Suara gradak gruduk di bawah, memaksaku lepas dari jeratan duvet. Mengintip dari jendela lantai dua, melihat tukang sampah sedang memindahkan isi tempat ke kereta dorongnya. Gila. Kardus bekas kami membawa rempah dan bumbu untuk setahun, diterlantarkan begitu saja. "Tukang sampah apaan nih", pikirku.

Baru setelah housemate kami, yang sudah setahun di Norwich bangun, aku tau jawabannya. Pertama: the bin man hanya mengangkat sampah yang terikat rapi dalam plastik. Kedua, kardus dalah jenis recycle bin, yang pengangkatannya berbeda hari dengan sampah basah. Dan sampah kardus, botol, kertas, dan kain harus ditaruh di halaman, bukan di belakang. Jangan2 tukang sampah tadi, ekawicara: "warga macam apaan nih"

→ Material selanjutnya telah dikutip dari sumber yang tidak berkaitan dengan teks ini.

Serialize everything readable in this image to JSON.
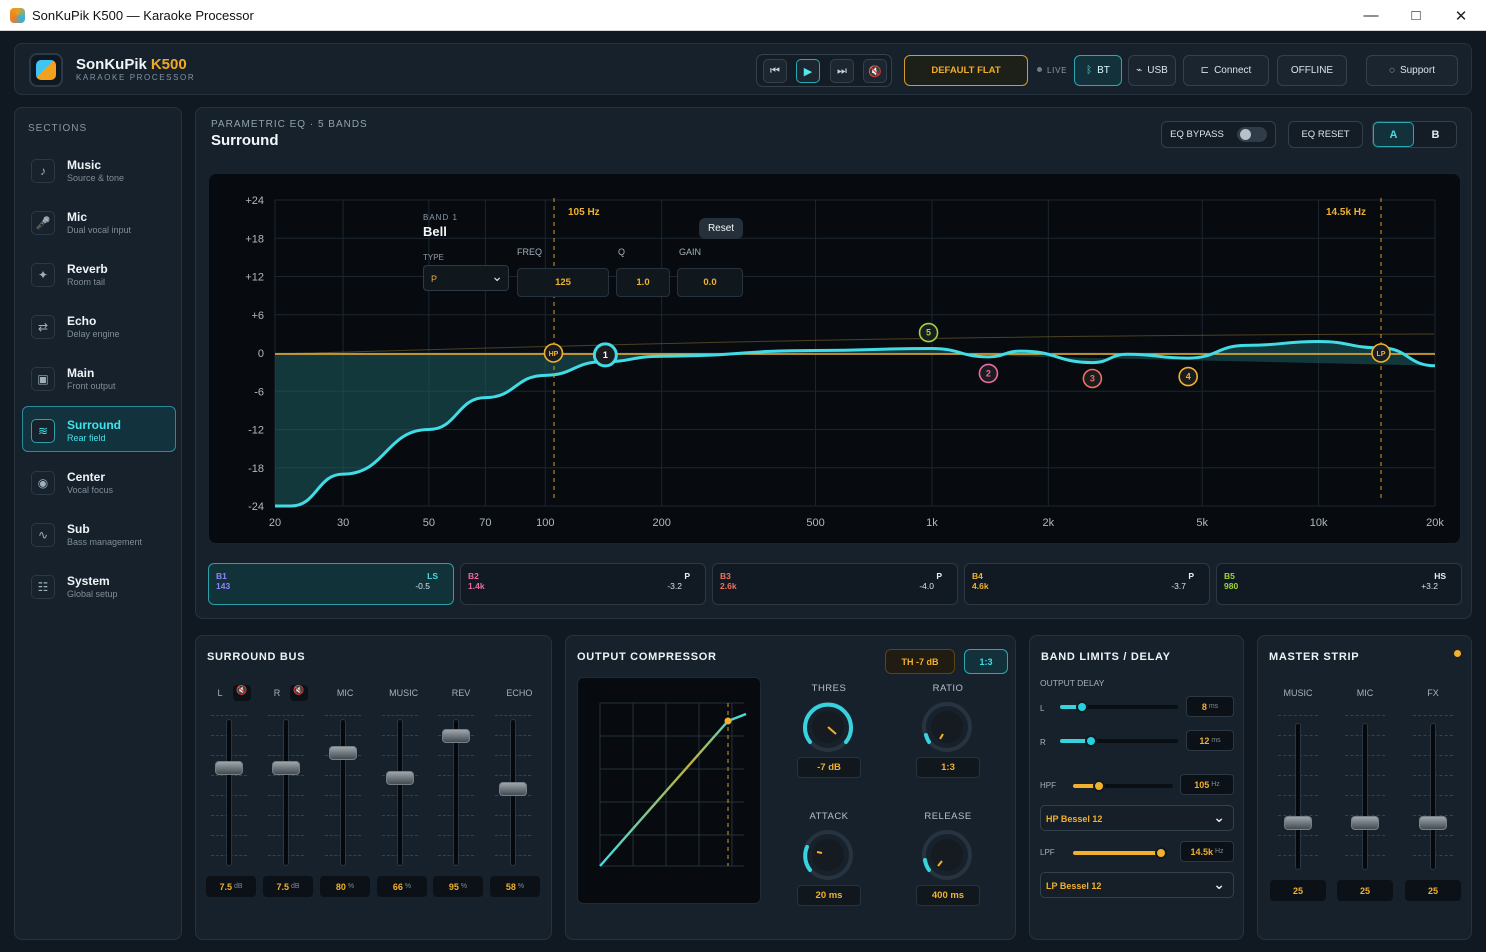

Ya, pelajaran sosial pertama tinggal di Norwich, adalah soal sampah. Penanganan sampah sudah dimulai dari dapur, dengan pemisahan dan penempatan yang baik. Pantesan hanya 2 orang yang mengoperasikan truk besar itu. Sayang, aku tak pernah sampai ke area pengolahan, sebab sama sekali tak menyangka, akan terjadi darurat sampah macam di Bandung saat ini.

Kini bukit dan gunungan sampah merebak di antero kota Bandung. Bukit sampah itu, seperti mengejek sawargi Bandung, yang memapas bukit jadi griyo, FO, resto. Sampah memang harus dilihat bukan sebagai tumpukan pembuangan belaka. Tetapi sebagai sampah sebagai muara penerapan aturan yang keliru.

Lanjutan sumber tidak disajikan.